According to WIPO’s international patent filing statistics, the number of patent applications filed in South Africa in 2022 jumped by 63.9% compared to 2021. The South African Patent Office records indicate that this growth was mostly attributed to foreign applicants, with most originating from China and to a lesser extent, India. Usually, an increase in patent filing numbers from foreign applicants would indicate increased economic interest in South Africa, however, this has not been borne out in the economic outcomes of South Africa over the same period.
In 2008, China’s State Council issued a National Intellectual Property Strategy which included the long-term objective to “become a country with a comparatively high level in terms of the creation, utilization, protection and administration of [IP rights].” More recently, this target number was explicitly quantified as 12 invention patents per 10,000 people in China by 2020. To incentivize Chinese nationals to file more patent applications, the government introduced subsidies and tax-breaks for nationals holding registered intellectual property rights. For example, in 2007 the Beijing authorities implemented an incentive program whereby a Beijing entity could receive roughly US $720 for each Chinese patent application filed, and roughly US $72,000 for each international patent application filed. This saw a meteoric rise in patent filings by Chinese nationals with a concomitant increase in patent agencies filing patent applications for these nationals at a cost which is below that of the government incentives. Naturally, this has resulted in a proliferation of patents being filed which the applicant may have no intention of enforcing, and, in a lot of cases, where the applicant may know that the patent is invalid.
In 2021, the Dutch Patent Office noticed a peculiar increase in the number of Chinese foreign nationals filling patent applications in the Netherlands which did not claim priority from an earlier application, and which were requested to be granted on an urgent basis. Upon further investigation, the Dutch Patent Office determined that 50% of these applications were “re-used” patent applications, i.e., machine translations of previously published Chinese patent applications of which the time limits from which to claim priority had already expired. Accordingly, the Dutch Patent Office issued a directive that from 1 September 2022, it would no longer review these types of applications as they constituted an abuse of law.
The Dutch patent system is similar to the current South African patent system in that patent applications are not substantively examined, i.e., if the formal requirements are met, a patent will be granted. Furthermore, it was, up until recently, possible to request that the Registrar expedites the issuing of acceptance, which, in real terms, meant that a South African application could proceed to grant within three to five months of having been filed at the Patent Office. There are instances where the filing of such a request may be legitimate, e.g., where an applicant becomes aware of a potential infringement of the claims contained in their patent application, and wishes to institute legal proceedings in relation thereto, which can only occur after grant.

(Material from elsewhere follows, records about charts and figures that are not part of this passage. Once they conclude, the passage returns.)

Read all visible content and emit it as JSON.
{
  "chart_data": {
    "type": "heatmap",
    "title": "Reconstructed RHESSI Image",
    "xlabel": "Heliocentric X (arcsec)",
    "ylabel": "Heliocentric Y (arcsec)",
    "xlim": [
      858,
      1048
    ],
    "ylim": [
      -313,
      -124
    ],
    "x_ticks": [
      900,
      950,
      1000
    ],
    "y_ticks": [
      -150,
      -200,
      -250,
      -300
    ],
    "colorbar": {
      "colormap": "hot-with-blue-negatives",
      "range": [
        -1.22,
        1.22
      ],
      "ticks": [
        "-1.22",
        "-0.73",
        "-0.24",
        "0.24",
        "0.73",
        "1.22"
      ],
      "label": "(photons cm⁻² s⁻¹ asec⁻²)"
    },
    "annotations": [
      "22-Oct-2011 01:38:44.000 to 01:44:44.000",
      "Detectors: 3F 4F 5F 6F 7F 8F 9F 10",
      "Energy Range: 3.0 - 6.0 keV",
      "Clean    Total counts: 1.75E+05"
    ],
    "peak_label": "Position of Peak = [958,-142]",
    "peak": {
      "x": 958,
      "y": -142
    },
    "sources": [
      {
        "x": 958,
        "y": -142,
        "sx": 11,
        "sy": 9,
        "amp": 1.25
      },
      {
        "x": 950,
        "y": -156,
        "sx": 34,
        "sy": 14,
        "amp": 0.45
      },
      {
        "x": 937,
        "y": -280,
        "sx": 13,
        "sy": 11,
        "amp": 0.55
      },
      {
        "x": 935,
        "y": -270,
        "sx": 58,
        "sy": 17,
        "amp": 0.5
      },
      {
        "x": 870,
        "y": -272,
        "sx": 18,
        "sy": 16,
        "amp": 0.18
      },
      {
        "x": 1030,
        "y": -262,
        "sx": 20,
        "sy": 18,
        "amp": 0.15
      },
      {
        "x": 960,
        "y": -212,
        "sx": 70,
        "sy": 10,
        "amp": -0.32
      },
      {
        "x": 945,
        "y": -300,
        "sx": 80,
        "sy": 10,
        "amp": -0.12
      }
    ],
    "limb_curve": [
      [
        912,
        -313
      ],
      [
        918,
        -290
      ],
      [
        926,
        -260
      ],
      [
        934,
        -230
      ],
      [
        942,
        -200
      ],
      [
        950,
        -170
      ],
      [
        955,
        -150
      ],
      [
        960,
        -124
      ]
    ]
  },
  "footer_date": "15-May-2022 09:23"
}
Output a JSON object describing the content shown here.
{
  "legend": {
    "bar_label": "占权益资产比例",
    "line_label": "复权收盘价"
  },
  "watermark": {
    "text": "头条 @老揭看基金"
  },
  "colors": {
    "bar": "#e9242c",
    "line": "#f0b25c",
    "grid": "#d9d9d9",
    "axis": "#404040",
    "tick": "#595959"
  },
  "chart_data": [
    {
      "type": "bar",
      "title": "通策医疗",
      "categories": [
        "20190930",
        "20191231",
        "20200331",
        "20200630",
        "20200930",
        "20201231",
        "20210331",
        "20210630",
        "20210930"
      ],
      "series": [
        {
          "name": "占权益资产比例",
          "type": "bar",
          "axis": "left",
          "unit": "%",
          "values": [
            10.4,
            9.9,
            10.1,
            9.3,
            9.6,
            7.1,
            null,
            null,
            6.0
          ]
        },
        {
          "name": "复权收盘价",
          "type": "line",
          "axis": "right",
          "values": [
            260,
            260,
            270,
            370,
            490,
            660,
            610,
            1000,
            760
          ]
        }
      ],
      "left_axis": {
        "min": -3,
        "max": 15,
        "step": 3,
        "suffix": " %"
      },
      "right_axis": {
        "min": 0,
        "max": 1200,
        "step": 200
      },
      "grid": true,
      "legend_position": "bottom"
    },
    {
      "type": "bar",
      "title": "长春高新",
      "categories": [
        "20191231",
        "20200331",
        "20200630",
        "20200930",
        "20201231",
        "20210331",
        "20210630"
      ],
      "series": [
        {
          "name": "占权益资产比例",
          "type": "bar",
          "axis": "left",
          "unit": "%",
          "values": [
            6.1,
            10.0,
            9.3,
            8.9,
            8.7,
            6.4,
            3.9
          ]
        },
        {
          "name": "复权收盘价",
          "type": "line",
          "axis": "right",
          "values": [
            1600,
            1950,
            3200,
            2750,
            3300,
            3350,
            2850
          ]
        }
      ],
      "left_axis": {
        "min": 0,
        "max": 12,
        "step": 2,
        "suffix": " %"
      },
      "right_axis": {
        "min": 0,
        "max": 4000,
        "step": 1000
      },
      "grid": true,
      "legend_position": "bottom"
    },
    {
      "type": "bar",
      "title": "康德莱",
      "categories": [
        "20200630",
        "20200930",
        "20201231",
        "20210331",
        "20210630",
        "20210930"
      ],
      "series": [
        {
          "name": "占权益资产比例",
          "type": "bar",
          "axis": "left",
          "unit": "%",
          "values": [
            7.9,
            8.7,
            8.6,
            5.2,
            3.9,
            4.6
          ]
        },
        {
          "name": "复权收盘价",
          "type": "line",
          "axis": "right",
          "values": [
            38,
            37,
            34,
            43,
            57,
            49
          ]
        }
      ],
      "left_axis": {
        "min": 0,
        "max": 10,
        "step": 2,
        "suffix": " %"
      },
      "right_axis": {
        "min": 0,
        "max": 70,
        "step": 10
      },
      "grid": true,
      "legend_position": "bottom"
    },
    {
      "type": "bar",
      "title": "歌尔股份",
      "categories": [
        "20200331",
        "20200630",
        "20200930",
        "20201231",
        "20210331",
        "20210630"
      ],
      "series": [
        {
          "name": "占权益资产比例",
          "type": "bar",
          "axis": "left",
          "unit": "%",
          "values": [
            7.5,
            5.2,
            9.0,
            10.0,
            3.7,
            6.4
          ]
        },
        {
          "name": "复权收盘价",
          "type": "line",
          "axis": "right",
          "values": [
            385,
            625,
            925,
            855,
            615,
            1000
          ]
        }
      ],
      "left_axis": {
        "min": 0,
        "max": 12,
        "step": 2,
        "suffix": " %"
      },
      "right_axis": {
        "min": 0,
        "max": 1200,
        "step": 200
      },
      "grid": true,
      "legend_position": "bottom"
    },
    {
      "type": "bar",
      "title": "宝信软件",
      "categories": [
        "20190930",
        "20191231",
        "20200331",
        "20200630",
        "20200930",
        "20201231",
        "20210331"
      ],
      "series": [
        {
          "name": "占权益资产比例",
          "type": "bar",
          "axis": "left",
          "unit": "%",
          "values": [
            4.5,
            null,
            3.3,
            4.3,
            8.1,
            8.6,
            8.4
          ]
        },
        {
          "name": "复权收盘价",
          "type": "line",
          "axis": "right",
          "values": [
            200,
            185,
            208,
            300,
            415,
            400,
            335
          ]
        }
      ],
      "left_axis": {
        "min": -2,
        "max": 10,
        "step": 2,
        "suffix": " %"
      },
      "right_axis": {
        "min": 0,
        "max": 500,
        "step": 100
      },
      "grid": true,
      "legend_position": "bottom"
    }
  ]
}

The above confluence of factors resulted in a large influx of patent applications being filed in South Africa on behalf of Chinese applicants, which filings were accompanied by requests to expedite acceptance of these applications. Despite this huge administrative burden, the South African Patent Office commendably rose to the occasion and processed most of these patent applications timeously, resulting in the staggering increase of granted patents in 2022.
When the recently appointed Registrar, Dr. Thandanani Cwele, became aware of the above abuse of the South African patent system, he issued Practice Note 21 of 2023, relating to requests for expedited acceptance, which came into force on 11 April 2023. In terms thereof, if such a request is filed within 12 months from the date of PCT national phase entry, or 18 months of having filed all other patent applications, the Registrar will require further evidence to be annexed to the request, which evidence shall include one of the following:
- for PCT applications, a copy of the Written Opinion or International Preliminary Report on Patentability issued during the international PCT phase, whereby at least one of the claims have been examined and found to be novel and inventive;
- a copy of a search and/or examination report of an equivalent foreign patent application issued by an examining patent office, whereby at least one of the claims have been examined and found to be novel and inventive; or
- an affidavit from at least one applicant, providing reasons that expedited acceptance is required.
This measure taken by the Registrar has been applauded by most South African patent practitioners as the South African Patent Office had already been under extensive administrative burden to issue acceptances for legitimate patent applications, long before this abusive practice transpired. Collectively, it is hoped that this measure will now give the Patent Office the breathing room to continue its laudable administrative efforts.
Chinese authorities have been aware of the possible abuse of the incentive system since its inception and have, over time, tried to legislate sanctions in an attempt to curb enthusiasm for “abnormal patent application behavior”. In 2020, the Chinese government noted that it had exceeded its target and had filed 15.8 patent applications per 10,000 people. In 2021, the Chinese government indicated that no more government funding would be provided for the filing of patent applications, however, local governments would still be entitled to provide financial incentives for patents (including foreign patents), but only after a patent had been granted. The government further indicated that local governments, however, would need to phase out the remaining financial assistance completely by 2025.
This gradual phasing out by 2025, does, however, leave a window of opportunity for Chinese nationals to potentially exploit other non-examining patent offices, and it has been suggested that non-examining jurisdictions should consider pre-emptively shoring up their legislative framework against the potential flood of junk patents.